After a decade of work and at an expense of nearly $3 billion, the sequencing of the human genome was completed in 2003. Advances since then have made individual sequencing much more widely available — an individual’s genome can now be sequenced in months, for a few thousand dollars.
But knowing what to do with this knowledge has not kept pace with the gusher of genetic data. What will individuals do with this flood of information? And is some of it information they might prefer not to know?
Two CHOP researchers, the husband and wife team of Ian D. Krantz, MD, and Nancy B. Spinner, PhD, work to make sense of how to best share, interpret, and use genetic information. With the support of a four-year, $2.2 million award from the National Human Genome Institute, they are currently examining the ethical issues associated with the knowledge gene sequencing brings.
Drs.
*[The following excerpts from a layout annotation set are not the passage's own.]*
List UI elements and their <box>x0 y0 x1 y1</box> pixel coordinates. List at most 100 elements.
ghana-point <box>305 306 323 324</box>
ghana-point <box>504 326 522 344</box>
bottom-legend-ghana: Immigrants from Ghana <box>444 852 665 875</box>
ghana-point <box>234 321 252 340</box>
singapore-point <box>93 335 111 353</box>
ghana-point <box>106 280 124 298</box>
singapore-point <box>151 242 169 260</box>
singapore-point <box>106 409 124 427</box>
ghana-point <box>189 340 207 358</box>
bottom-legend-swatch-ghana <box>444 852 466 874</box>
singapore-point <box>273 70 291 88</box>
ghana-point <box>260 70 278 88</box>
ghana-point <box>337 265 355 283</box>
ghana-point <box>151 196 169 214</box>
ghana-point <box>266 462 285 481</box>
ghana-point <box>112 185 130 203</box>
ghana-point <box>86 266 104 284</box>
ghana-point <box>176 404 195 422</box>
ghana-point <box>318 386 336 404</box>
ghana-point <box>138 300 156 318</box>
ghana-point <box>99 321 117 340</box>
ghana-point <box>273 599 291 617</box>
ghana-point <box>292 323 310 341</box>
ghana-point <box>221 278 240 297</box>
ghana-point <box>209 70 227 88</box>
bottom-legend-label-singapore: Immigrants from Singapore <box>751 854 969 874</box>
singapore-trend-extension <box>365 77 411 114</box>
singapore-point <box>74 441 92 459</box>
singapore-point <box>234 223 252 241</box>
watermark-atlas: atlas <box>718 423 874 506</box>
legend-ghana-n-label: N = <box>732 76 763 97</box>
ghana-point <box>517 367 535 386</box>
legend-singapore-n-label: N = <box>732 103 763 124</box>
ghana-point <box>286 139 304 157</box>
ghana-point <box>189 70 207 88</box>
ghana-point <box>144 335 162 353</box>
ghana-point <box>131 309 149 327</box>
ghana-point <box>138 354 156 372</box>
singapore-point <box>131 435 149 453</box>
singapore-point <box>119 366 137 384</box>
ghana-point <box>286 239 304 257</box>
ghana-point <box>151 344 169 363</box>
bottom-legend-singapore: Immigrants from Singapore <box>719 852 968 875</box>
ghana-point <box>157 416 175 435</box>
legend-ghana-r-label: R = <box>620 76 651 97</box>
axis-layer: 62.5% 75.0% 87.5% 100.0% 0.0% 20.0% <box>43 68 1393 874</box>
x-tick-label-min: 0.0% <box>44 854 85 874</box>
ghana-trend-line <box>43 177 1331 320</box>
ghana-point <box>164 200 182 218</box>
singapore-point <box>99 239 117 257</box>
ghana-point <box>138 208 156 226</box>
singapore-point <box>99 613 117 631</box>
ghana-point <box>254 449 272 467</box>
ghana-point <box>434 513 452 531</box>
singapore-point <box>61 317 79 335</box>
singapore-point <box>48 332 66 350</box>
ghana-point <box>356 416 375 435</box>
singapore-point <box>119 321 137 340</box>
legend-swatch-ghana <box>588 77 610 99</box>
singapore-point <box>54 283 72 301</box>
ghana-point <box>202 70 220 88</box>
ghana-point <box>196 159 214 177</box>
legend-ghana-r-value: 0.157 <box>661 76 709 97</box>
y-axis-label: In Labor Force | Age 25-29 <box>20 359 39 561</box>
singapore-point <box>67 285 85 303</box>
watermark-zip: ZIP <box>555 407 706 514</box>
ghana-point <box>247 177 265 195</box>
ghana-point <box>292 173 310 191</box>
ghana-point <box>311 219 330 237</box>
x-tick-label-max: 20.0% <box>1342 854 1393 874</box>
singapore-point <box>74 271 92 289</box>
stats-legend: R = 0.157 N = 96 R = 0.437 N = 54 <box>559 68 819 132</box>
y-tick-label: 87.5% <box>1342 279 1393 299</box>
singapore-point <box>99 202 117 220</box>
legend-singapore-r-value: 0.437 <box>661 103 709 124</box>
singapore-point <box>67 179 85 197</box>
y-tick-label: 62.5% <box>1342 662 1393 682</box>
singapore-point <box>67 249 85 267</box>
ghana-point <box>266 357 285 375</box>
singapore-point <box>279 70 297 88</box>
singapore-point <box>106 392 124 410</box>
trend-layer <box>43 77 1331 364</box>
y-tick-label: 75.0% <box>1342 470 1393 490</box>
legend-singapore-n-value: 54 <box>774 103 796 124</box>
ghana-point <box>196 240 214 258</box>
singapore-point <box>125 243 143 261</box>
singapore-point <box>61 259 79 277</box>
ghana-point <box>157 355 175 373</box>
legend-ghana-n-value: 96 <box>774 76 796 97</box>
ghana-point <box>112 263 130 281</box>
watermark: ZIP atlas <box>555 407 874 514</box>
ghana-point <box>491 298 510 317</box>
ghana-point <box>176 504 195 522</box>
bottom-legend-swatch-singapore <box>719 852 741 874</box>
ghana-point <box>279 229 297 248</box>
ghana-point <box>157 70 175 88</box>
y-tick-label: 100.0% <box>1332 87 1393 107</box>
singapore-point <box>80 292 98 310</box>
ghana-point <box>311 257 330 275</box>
Krantz and Spinner’s research is highlighted in the new, Dec. 24 edition of Time magazine. The magazine’s cover article, “The DNA Dilemma,” examines how both doctors and families are struggling to understand — and use — the increasing wealth of DNA data. The investigators’ work was also featured in a series of videos shot by Time, one of which you can watch below.
“By the end of this decade, we anticipate that genomic sequencing will be readily available for the diagnosis of pediatric disorders,” Dr. Krantz said. “Our goal is to help make the information-sharing process systematic, thoughtful, and sensitive to the needs and desires of patients and families.”